Mobile Technologies Revolutionizing Biomedical Research

February 10, 2012 |   | Contact: M. Daniel DeCillis

“We’ve come to realize that electronic devices are going to revolutionize clinical care, bringing the laboratory to the people.” – NIH Associate Director Robert Kaplan, addressing the CCST Council on February 7, 2012.

Mobile technologies are likely to have a profound impact on health care and biomedical research, according to Robert Kaplan, Director of the Office of Behavioral and Social Sciences Research (OBSSR) at the NIH and NIH Associate Director for Behavioral and Social Sciences Research.

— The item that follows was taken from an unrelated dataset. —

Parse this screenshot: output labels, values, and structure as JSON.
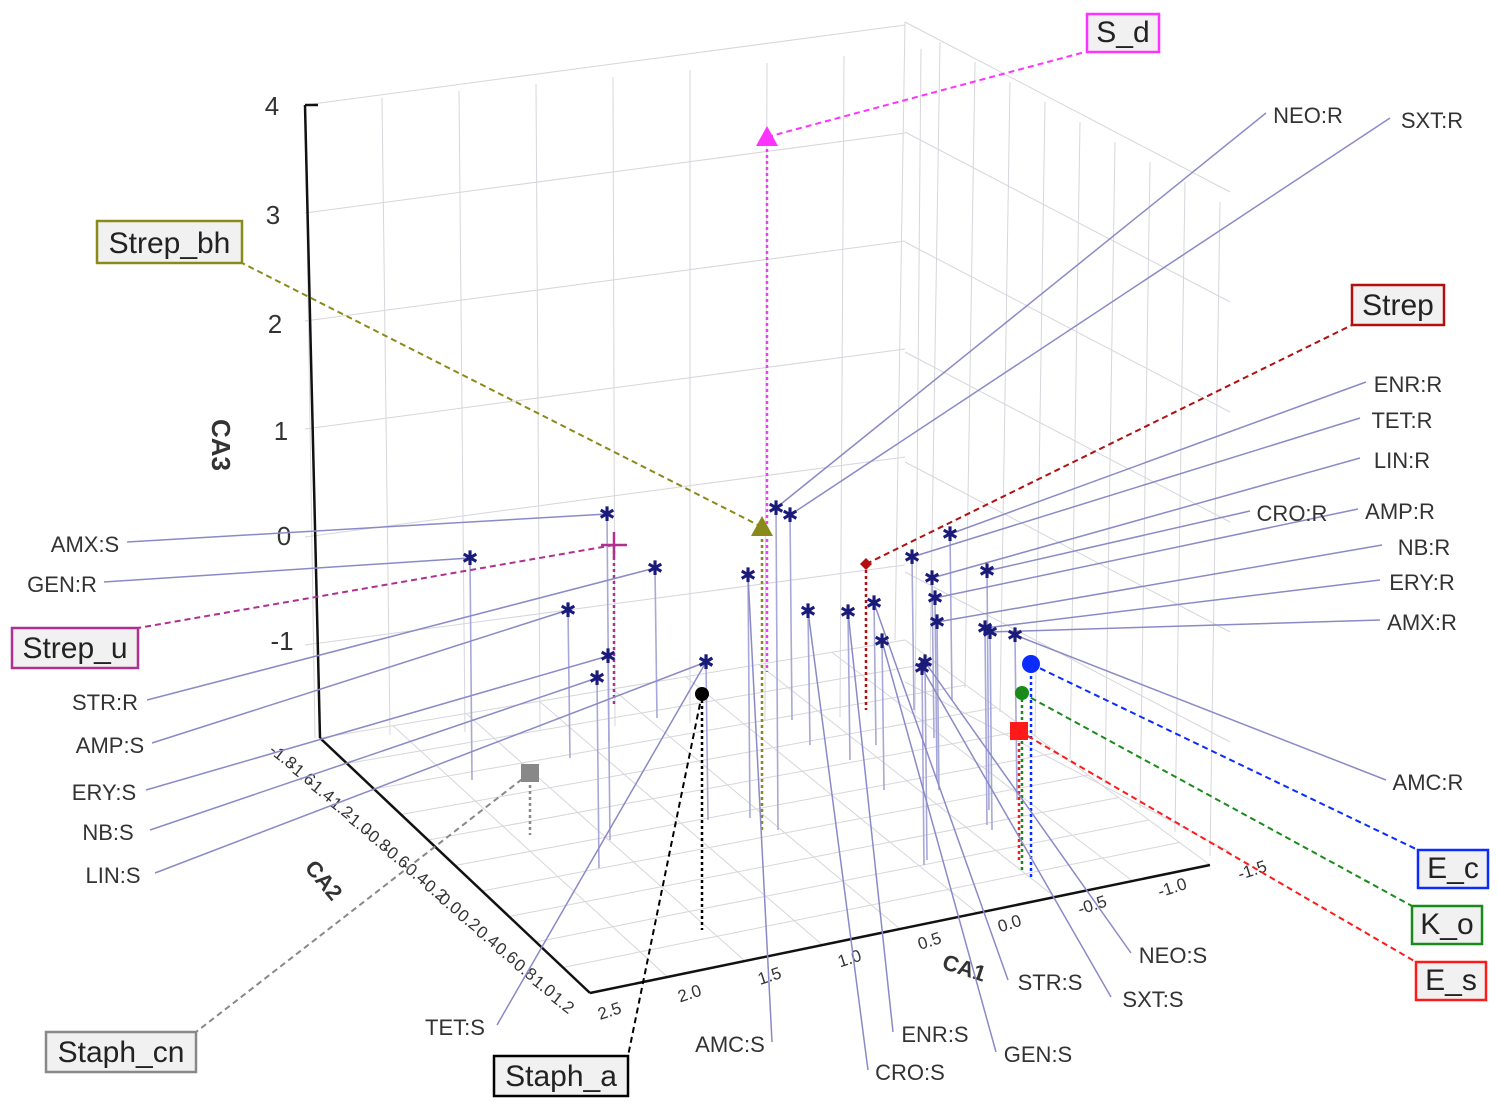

“This is an emerging trend that’s become apparent across many areas of research,” Kaplan told the CCST Council in his address on February 7. “We’ve come to realize that electronic devices are going to revolutionize clinical care, bringing the laboratory to the people.”

Kaplan was the dinner speaker at the February CCST Council meeting, which focused on the ways in which information technology is impacting or causing social change.

“Researchers have long known that samples taken in lab settings may not be relevant to people’s lives,” said Kaplan. “This is especially true for behavioral research. The problem is that observing people used to be time consuming and difficult. But the ubiquity of mobile devices offers new possibilities for real-time measurements.”

Mobile health, or mHealth, technologies offer a range of potential tools, ranging from measurement to treatment. Image courtesy of Robert Kaplan.

Mobile health, or mHealth, applications may be as simple as prompting people to provide data on a regular basis using their cell phones, rather than document their activities in retrospect.

“For example, a lot of studies on diet and health have traditionally relied on recall – asking participants to remember what they ate over the past week or month and when,” said Kaplan. “Now it’s easy to simply take a picture of each meal with your cellphone, and an app can help assess the actual nutritional content of the meal automatically.”

In addition to apps on users’ cellphones, other possibilities being explored by researchers include wearable chemical sensor units, to provide contextualized and personalized readings on actual exposure to hydrocarbon and acid vapors; wireless sensors to detect stress hormones in real time; and mHealth electrocardiograms, which use an iPhone platform to monitor heart rate and rhythm, sending data continuously to a remote research institute.

“There are many inherent possibilities in leveraging the ubiquity of wireless devices and network coverage,” said Kaplan. “However, the sheer amount of data does pose new challenges.”

Two significant areas that need to be addressed are privacy concerns – which have long been a discussion point in the collection and storage of healthcare related information in electronic form – and the challenge of simply coping with the volume of data being collected.

“Many researchers are used to carrying out studies in clinical settings with participants numbering in the hundreds,” said Kaplan. “Mobile devices will enable researchers to gather much more data from many more participants, doing population scale studies in some cases. We will soon be surrounded by more data than we can store, analyze, and interpret, unless we work diligently to ensure that our research infrastructure is ready to handle that.”

The OBSSR is working to address these issues, with conferences planned this year on systems science, mHealth research, and “big data” visualization.

“We’re excited about the potential of mobile healthcare technology,” said Kaplan. “However, it’s clear that we need systematic research as we move forward, to help ensure that we can maximize this potential – moving from the initial stages of hype to one of continuous productivity that genuinely transforms healthcare research and lifestyle.”